Di questa festa ne troviamo traccia sulla Pro- Montibus Avellinese con la cronaca della IIIa edizione, il 21 novembre 1914 nei paesi irpini a vocazione “ambientalista” come Flumeri, Lacedonia, Bagnoli Irpino, S. Angelo dei Lombardi, Ariano e S. Agata di Sotto.
La cronaca della Festa degli Alberi 1914 a Bagnoli Irpino.
“-Anche il Comune di Bagnoli ha celebrato in quest’anno la simpatica Festa, ad iniziativa del valoroso insegnante signor Luigi Gatti. All’ uopo è stata scelta la romantica rupe sulla quale ergesi la chiesetta del Salvatore, in riva del laghetto Laceno nel rinomato altipiano omonimo.
Qui convennero le Scuole comunali, che completarono la piantagione di alcune centinaia di, piccoli pini.”-
Un fervore ambientalista che trovava sponda nelle istituzioni, dal patrocinatore della Festa degli Alberi, il ministro dell’Istruzione, ed eminente scienziato della lotta antimalarica, il dottor Guido Baccelli e ad Avellino nel prefetto, l’avvocato Teofilo Lozzi che sollecitò con circolari i sindaci Irpini ad aderire all’Associazione Pro-Montibus Avellinese.
Appello immediatamente raccolto da oltre 500 irpini tra i quali non solo onorevoli, consiglieri provinciali, sindaci, ma anche tanti professionisti (medici, avvocati, ingegneri) ma anche insegnanti, impiegati, guardie forestali, religiosi, ecc. Ricordiamo che tra i primi sindaci ad associarsi furono quelli di Bagnoli Irpino e Montella.
Soci che elessero come Presidente il dottor Alessandro Trotter – Prof. di Scienze e libero docente di botanica all’Università di Napoli; Vicepresidente il dott. Pietro Bucci Prof di Scienze Agrarie e l’avv Vittorino Siniscalchi del Comizio Agrario di Avellino, cassiere e responsabile della rivista omonima.
L’ambientalismo Bagnolese di un secolo fa.
Tra i nomi che elencherò, non troverete quelli di allora giovani adolescenti, poichè il grado di scolarizzazione nel nostro piccolo paese era quello che da me descritto in altri miei scritti per Fuori dalla Rete; chi poteva permettersi “ il lusso” di disquisire sull’ecologia era quel ristretto ceto intellettuale borghese e proprietario terriero presente a Bagnoli, mentre il resto dei cittadini, doveva inventarsi cosa mettere, almeno una volta al giorno, nel desco familiare.
Soci Pro Montibus Avellinese di Bagnoli Irpino all’1 dicembre 1914: Aulise Alfonso, Buccini Cav.
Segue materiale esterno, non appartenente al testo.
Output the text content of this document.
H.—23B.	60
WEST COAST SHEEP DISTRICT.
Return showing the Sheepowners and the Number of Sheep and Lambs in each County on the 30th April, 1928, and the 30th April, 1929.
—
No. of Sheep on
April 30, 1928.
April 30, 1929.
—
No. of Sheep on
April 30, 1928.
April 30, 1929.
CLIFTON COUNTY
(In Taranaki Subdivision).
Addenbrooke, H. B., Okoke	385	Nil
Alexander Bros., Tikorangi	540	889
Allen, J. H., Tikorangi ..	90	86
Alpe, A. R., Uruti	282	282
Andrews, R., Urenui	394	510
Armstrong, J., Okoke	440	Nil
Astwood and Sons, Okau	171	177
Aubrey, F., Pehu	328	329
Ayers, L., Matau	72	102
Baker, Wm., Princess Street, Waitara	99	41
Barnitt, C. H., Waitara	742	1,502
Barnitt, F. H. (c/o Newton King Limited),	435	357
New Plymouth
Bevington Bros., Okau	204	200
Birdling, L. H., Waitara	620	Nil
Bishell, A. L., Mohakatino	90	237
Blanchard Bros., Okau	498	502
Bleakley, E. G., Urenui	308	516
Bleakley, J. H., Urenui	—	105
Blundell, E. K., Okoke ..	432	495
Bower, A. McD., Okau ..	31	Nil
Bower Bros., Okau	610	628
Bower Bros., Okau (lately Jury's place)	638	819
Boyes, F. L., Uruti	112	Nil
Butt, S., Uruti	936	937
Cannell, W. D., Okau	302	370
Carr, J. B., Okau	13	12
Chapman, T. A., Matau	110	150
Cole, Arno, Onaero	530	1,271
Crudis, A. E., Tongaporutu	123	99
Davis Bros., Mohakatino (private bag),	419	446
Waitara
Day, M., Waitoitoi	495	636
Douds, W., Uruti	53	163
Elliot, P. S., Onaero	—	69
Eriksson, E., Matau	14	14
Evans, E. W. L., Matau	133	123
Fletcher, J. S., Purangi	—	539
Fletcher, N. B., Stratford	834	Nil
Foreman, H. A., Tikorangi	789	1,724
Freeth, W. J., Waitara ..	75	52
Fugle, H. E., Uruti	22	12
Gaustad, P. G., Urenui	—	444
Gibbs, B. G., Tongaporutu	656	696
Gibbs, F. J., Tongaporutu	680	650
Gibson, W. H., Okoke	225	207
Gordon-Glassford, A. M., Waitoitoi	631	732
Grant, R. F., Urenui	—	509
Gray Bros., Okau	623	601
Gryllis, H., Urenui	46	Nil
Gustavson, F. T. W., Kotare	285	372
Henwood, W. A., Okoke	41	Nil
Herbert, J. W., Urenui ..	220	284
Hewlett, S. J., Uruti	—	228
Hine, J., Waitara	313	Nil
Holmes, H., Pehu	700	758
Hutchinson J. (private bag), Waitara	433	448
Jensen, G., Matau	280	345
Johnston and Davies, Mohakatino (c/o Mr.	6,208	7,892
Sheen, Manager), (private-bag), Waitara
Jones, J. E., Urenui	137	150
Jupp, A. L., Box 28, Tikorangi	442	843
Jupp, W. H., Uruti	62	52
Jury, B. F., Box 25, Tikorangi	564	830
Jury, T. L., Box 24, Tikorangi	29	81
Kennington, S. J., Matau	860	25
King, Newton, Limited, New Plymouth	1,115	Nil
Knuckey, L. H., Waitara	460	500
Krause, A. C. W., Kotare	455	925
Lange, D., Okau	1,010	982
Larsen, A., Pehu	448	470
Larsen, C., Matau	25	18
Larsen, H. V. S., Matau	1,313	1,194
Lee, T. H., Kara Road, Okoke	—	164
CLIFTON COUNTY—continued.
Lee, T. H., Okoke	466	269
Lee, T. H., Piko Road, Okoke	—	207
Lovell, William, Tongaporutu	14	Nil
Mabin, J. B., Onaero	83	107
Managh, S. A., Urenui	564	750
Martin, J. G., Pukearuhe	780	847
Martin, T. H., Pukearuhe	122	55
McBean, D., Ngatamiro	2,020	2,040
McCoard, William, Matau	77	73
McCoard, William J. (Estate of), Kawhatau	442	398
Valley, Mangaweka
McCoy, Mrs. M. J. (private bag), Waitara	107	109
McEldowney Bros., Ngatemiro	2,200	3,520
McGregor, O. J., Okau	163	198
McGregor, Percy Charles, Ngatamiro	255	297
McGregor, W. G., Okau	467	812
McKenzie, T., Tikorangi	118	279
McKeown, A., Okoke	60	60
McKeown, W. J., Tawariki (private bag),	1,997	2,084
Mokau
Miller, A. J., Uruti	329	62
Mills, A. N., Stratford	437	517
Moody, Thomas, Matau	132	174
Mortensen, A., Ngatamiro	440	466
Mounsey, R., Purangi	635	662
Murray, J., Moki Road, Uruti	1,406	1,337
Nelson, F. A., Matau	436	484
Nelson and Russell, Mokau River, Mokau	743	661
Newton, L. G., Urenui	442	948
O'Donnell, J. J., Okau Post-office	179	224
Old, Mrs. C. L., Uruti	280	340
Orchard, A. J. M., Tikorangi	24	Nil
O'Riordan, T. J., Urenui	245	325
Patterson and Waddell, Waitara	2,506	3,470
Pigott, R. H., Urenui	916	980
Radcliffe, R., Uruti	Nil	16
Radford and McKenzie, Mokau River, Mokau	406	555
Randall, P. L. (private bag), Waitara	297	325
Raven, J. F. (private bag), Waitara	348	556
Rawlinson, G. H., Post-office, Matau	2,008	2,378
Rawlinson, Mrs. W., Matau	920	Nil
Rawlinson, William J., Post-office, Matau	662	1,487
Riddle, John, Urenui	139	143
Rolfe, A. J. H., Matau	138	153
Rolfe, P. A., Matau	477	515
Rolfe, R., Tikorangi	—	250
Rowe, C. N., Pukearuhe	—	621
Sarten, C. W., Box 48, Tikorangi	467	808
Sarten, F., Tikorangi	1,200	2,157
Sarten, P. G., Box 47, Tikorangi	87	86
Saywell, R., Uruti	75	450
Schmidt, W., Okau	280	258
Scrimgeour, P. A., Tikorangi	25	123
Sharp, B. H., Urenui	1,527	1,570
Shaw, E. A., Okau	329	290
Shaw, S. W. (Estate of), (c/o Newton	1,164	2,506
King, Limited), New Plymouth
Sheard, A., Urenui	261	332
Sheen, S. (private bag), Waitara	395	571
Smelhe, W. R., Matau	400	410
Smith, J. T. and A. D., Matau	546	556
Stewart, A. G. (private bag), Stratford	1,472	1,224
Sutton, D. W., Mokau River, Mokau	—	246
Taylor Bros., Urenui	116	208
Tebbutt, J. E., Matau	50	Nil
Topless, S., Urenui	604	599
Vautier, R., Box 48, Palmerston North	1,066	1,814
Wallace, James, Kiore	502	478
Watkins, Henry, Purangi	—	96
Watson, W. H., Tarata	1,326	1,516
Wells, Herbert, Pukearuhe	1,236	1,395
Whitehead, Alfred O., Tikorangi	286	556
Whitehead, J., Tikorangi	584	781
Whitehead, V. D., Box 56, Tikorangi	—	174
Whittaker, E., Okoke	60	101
Don. Alfonso, Parroco di Bagnoli Irpino, Ciletti Vincenzo, Cione Comm. Dott. Domenico, Cione Rodolfo Domenico, De Rogatis Ferdinando, De Rogatis Don Generoso, Di Sabato Don Giuseppe, Gatti Antonio geometra, Gatti Luigi, Juppa Alessandro, Lenzi Alberto, Lenzi Albino,Pescatore Comm. Cav. Nicola.
Purtroppo la sensibilità ambientalista fu presto sostituita dalla propaganda interventista e dal tuono dei cannoni e le ferite aperte lasciate dalla Prima Guerra Mondiale, piaghe che produssero il Fascismo e un’altra rovinosa guerra. L’Italia repubblicana del secondo dopoguerra e della Ricostruzione favorì il lavoro a tutti i costi, anche ambientali, pur di allontanare lo spettro di milioni di disoccupati nelle piazze, facile preda di populisti e nostalgici del Regime; una scelta le cui conseguenze negative emergono oggi nella loro vera dimensione. Far rinascere l’economia forestale, ponendo il legno, i prodotti dei boschi e della terra, uno stile di vita più naturale, in alternativa all’odiata società della /di plastica è possibile? Quel programma della Pro-Montibus Avellinese potrebbe ridare futuro ai paesi e ai borghi montani e favorirne il ripopolamento? I ragazzi del Friday for Future ci chiedono una risposta immediata, poiché non abbiamo più un altro secolo a disposizione.